As a Muslim from a Christian family, Christmas has historically been complicated for me. Converting to Islam as a teenager, part of what I wanted from my religion was a new identity; the differences between Christians and Muslims held more value for me than the similarities, so I abstained from my family’s Christmas celebration. The boundaries between religions were crucial to my personal reinvention. I believed that there was no way of interpreting Christmas other than through the theological lens in which Christ was the son of God; because this violated my understanding of Islamic monotheism, tawhid, I had to stay as far from Christmas as I could.
In later years, I gave up on my Christmas boycott. I now join in my family’s annual party—with a discreet trip to Denny’s first, because everything at the family dinner has pork in it and Denny’s is the only thing open—and apparently celebrate the birth of someone’s savior, but not mine. I’m now confident enough in my own Muslim selfhood to not let it be won or lost by a holiday. Anyway, the boundaries don’t always mean to me what they once did; but for numerous Muslims with Christian families, Christmas can be a difficult choice. Besides the theological question of whether celebrating Christmas means that you join in the worship of a human as God, there’s the matter of what constitutes proper Muslim behavior. Celebrating Christmas could be classified as bida’a, “innovation,” the corruption of an Islam that’s imagined to be otherwise pure and pristine through mixture with the practices of other communities.
For pro-Christmas Muslims, the esteemed place of Jesus in Islam might offer a rational defense for sharing in a Christian holiday; the Qur’an not only recognizes Jesus as a prophet, but also supports the story of his miraculous birth from a virgin mother. Some Muslims might take part in their families’ Christmas celebrations with the intention to honor Jesus as a Muslim prophet. This can even connect to Muslim traditions regarding Muhammad. Not all Muslims believe that it is appropriate to celebrate Muhammad’s birthday, but those who do might consider the celebration of other prophets’ birthdays as well.

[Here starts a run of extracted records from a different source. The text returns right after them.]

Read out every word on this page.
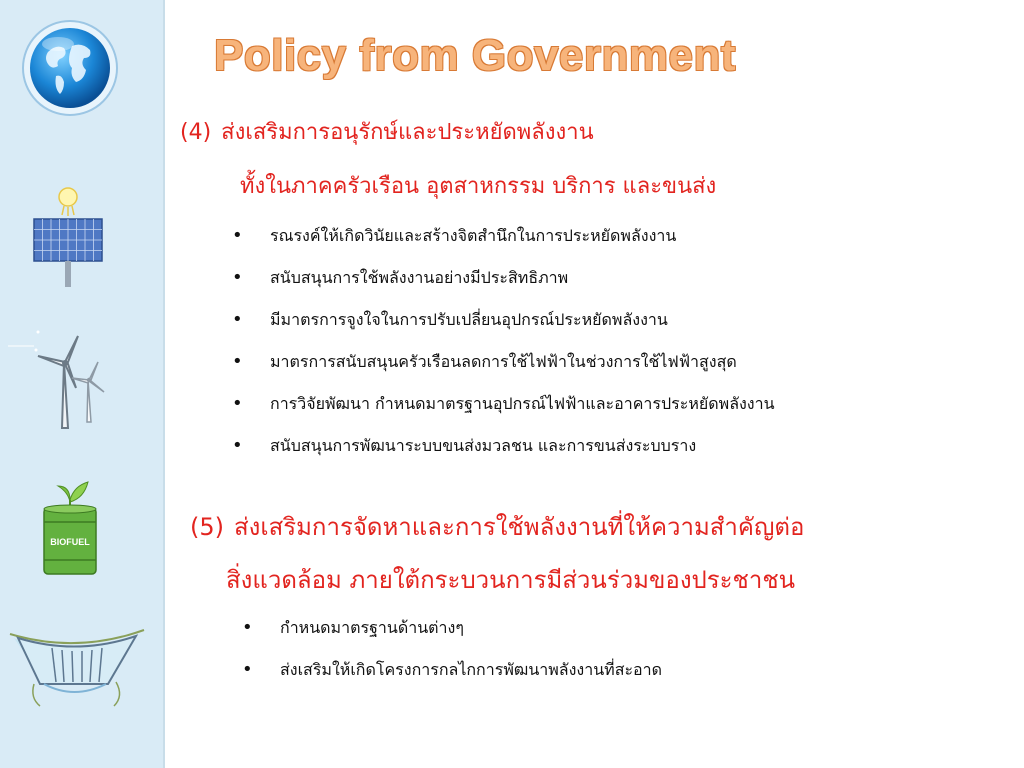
BIOFUEL
Policy from Government
(4) ส่งเสริมการอนุรักษ์และประหยัดพลังงาน
ทั้งในภาคครัวเรือน อุตสาหกรรม บริการ และขนส่ง
• รณรงค์ให้เกิดวินัยและสร้างจิตสำนึกในการประหยัดพลังงาน
• สนับสนุนการใช้พลังงานอย่างมีประสิทธิภาพ
• มีมาตรการจูงใจในการปรับเปลี่ยนอุปกรณ์ประหยัดพลังงาน
• มาตรการสนับสนุนครัวเรือนลดการใช้ไฟฟ้าในช่วงการใช้ไฟฟ้าสูงสุด
• การวิจัยพัฒนา กำหนดมาตรฐานอุปกรณ์ไฟฟ้าและอาคารประหยัดพลังงาน
• สนับสนุนการพัฒนาระบบขนส่งมวลชน และการขนส่งระบบราง
(5) ส่งเสริมการจัดหาและการใช้พลังงานที่ให้ความสำคัญต่อ
สิ่งแวดล้อม ภายใต้กระบวนการมีส่วนร่วมของประชาชน
• กำหนดมาตรฐานด้านต่างๆ
• ส่งเสริมให้เกิดโครงการกลไกการพัฒนาพลังงานที่สะอาด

There’s also the well-worn “children of Abraham” narrative, in which Muslims, Jews, and Christians are all said to share in a common heritage and should therefore see each other as spiritual cousins. This isn’t exactly wrong—certainly, one can derive such a position from the text of the Qur’an—but it’s limited, because constructing an Abrahamic family just performs a new set of exclusions. Bringing Abraham into this is only the “tolerant” option if we assume the entirety of the human race to be comprised of believing Abrahamic monotheists. The “children of Abraham” approach doesn’t help when it comes to my friends and family outside of the Abrahamic tent, both those who grew up as Muslims, Christians, or Jews but no longer identify themselves as such, and those who claim other traditions. Quoting a verse of the Qur’an that praises all who “believe in the last day and do what is right,” whether Jewish, Christian, or Muslim, isn’t going to be the answer every time.